Je continue sur une route en travaux pendant une dizaine de kilomètres avant d'atteindre une rivière près de laquelle je compte bivouaquer. J'hésite à monter la tente tant le ciel dégagé m'invite à dormir à la belle étoile, mais les moustiques me feront préférer un abris. Dans la nuit je suis réveillé par une pluie soudaine tout autant qu’inattendue.
La pluie ne se calmera vraiment que le soir venu après une journée à pédaler sous des trombes d'eau qui me fouettent le visage avec le vent fort qui s'invite de la partie. Après une longue descente crispée sur mes freins j'atteins un grande plaine. Je suis trempé et une dernière averse qui finira le travail entamé dans la journée au moment de monter ma tente. Je me suis résigné à aller au célèbre Sharyn canyon non loin, la pluie m'ayant découragé du détour. Mais j'ai trouvé un autre canyon et l'éclaircie qui finalement arrive en fin de journée me permet de profiter du paysage.

Je prends le temps le matin pour faire sécher toute mes affaires .En quittant mon campement je lance un dernier regard derrière moi aux montagnes qui s'éloignent. Je quitte les prémices de la chaîne himalayenne. Je retrouve ainsi les steppes plates et immenses du Kazakhstan et avec elles l'odeur de l'armoise qui s'en échappe. Une fois de plus j'attendrai la fin d'après midi pour reprendre la route la chaleur étant difficilement supportable. Mais le vent a forci et me chasse sur le coté, je peine à garder mon vélo en équilibre. Les locaux n'hésitent pas à me saluer sur leur passage, je retrouve dans cette région une certaine sympathie pour les voyageurs. Parfois, certains attendent le dernier moment pour me lancer un coup de klaxon, de quoi me faire bondir sur ma selle et me crisper sur mon guidon. Une nouvelle journée qui se termine une fois de plus près d'une rivière dont les abords d'herbe courte m'invitent pour la nuit. C'est une de mes dernières soirées en Asie centrale et je profite de la soirée après un bain dans le cours d'eau. Rapidement les ombres émanent du sol s'étire pour marque la fin de la journée. Une fine lune sort de l'horizon une fois le soleil couché.

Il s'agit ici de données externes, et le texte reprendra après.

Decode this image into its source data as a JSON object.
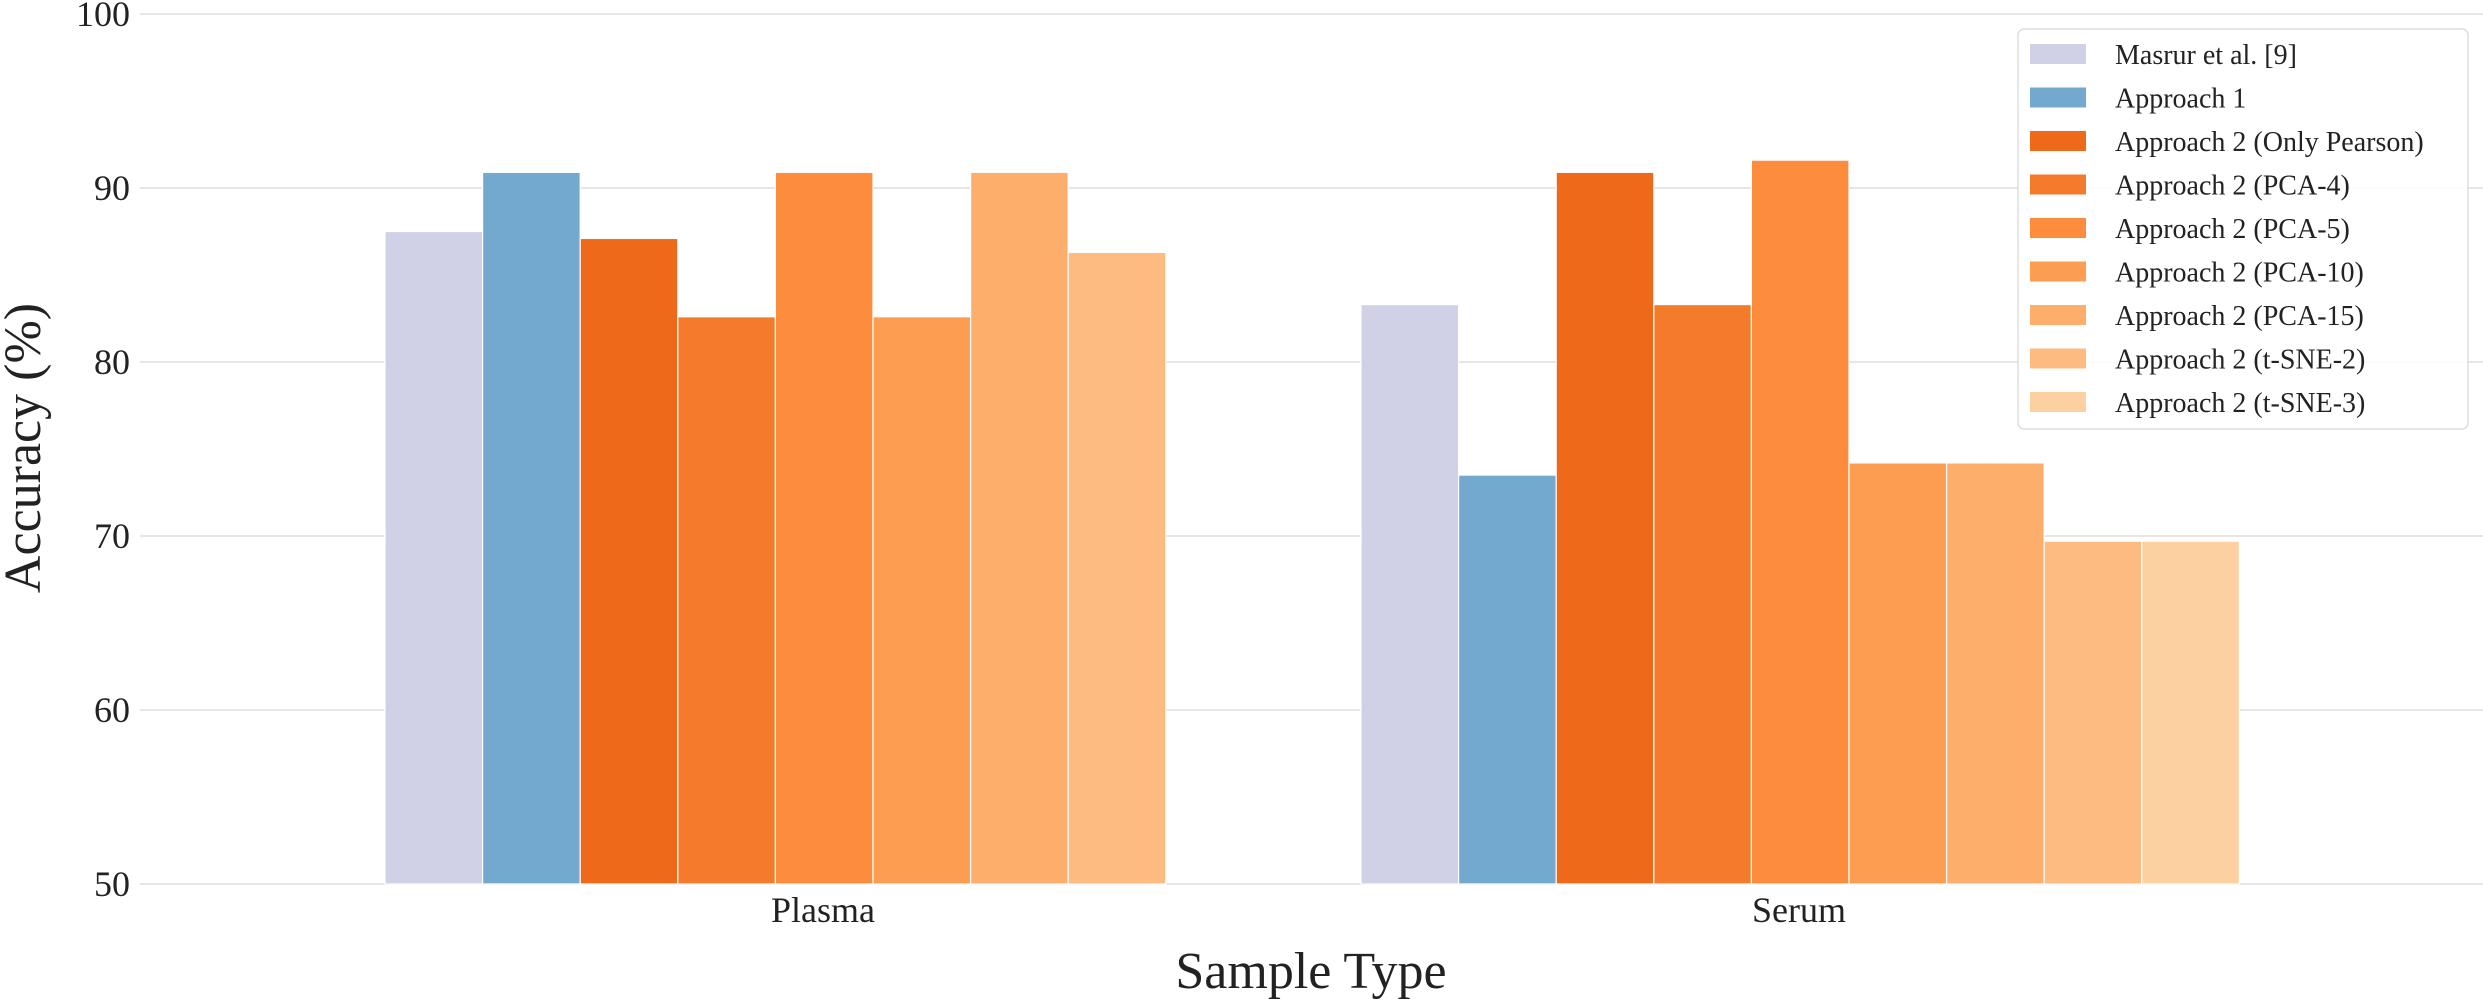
{
  "chart_data": {
    "type": "bar",
    "title": "",
    "xlabel": "Sample Type",
    "ylabel": "Accuracy (%)",
    "ylim": [
      50,
      100
    ],
    "yticks": [
      50,
      60,
      70,
      80,
      90,
      100
    ],
    "grid": true,
    "legend_position": "top-right",
    "categories": [
      "Plasma",
      "Serum"
    ],
    "series": [
      {
        "name": "Masrur et al. [9]",
        "color": "#d0d1e6",
        "values": [
          87.5,
          83.3
        ]
      },
      {
        "name": "Approach 1",
        "color": "#74a9cf",
        "values": [
          90.9,
          73.5
        ]
      },
      {
        "name": "Approach 2 (Only Pearson)",
        "color": "#ee6a1a",
        "values": [
          87.1,
          90.9
        ]
      },
      {
        "name": "Approach 2 (PCA-4)",
        "color": "#f47b2b",
        "values": [
          82.6,
          83.3
        ]
      },
      {
        "name": "Approach 2 (PCA-5)",
        "color": "#fd8d3c",
        "values": [
          90.9,
          91.6
        ]
      },
      {
        "name": "Approach 2 (PCA-10)",
        "color": "#fd9d51",
        "values": [
          82.6,
          74.2
        ]
      },
      {
        "name": "Approach 2 (PCA-15)",
        "color": "#fdae6b",
        "values": [
          90.9,
          74.2
        ]
      },
      {
        "name": "Approach 2 (t-SNE-2)",
        "color": "#fdbb80",
        "values": [
          86.3,
          69.7
        ]
      },
      {
        "name": "Approach 2 (t-SNE-3)",
        "color": "#fdd0a2",
        "values": [
          null,
          69.7
        ]
      }
    ]
  }
}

Le lendemain de jeunes kazakhs s'arrêtent à ma hauteur pour me demander un selfie. Je prends la pause en échange d'eau pour ma journée. J'atteins rapidement la route principale qui me mènera en Chine. C'est une belle autoroute assez déserte, je ne suis pas embêté par la circulation et je roule paisiblement jusque Zharkent où je fais étape. Je profite d'un jour de repos (plus pour remettre d'une gueule de bois que de mes exploits sportifs) chez Ilyas et Asset qui m’accueillent dans un appartement de fonction qu'il occupent lorsqu'ils sont de passage. Ils sont tous deux associés dans une boîte qui gère de l'import-export en Asie centrale, qui reste un carrefour commercial conséquent. Ils sont passionnés d'histoire et me content l'histoire de leur pays et de leurs racines.
La frontière avec l'empire du milieu n'est désormais qu'à quelques kilomètres et elle marquera la fin de mon périple en Asie centrale. une page se tourne et une nouvelle s’apprête à être écrite.

Une autoroute pour moi tout seul me permet de rendre plus agréable ces portions un peu fastidieuses.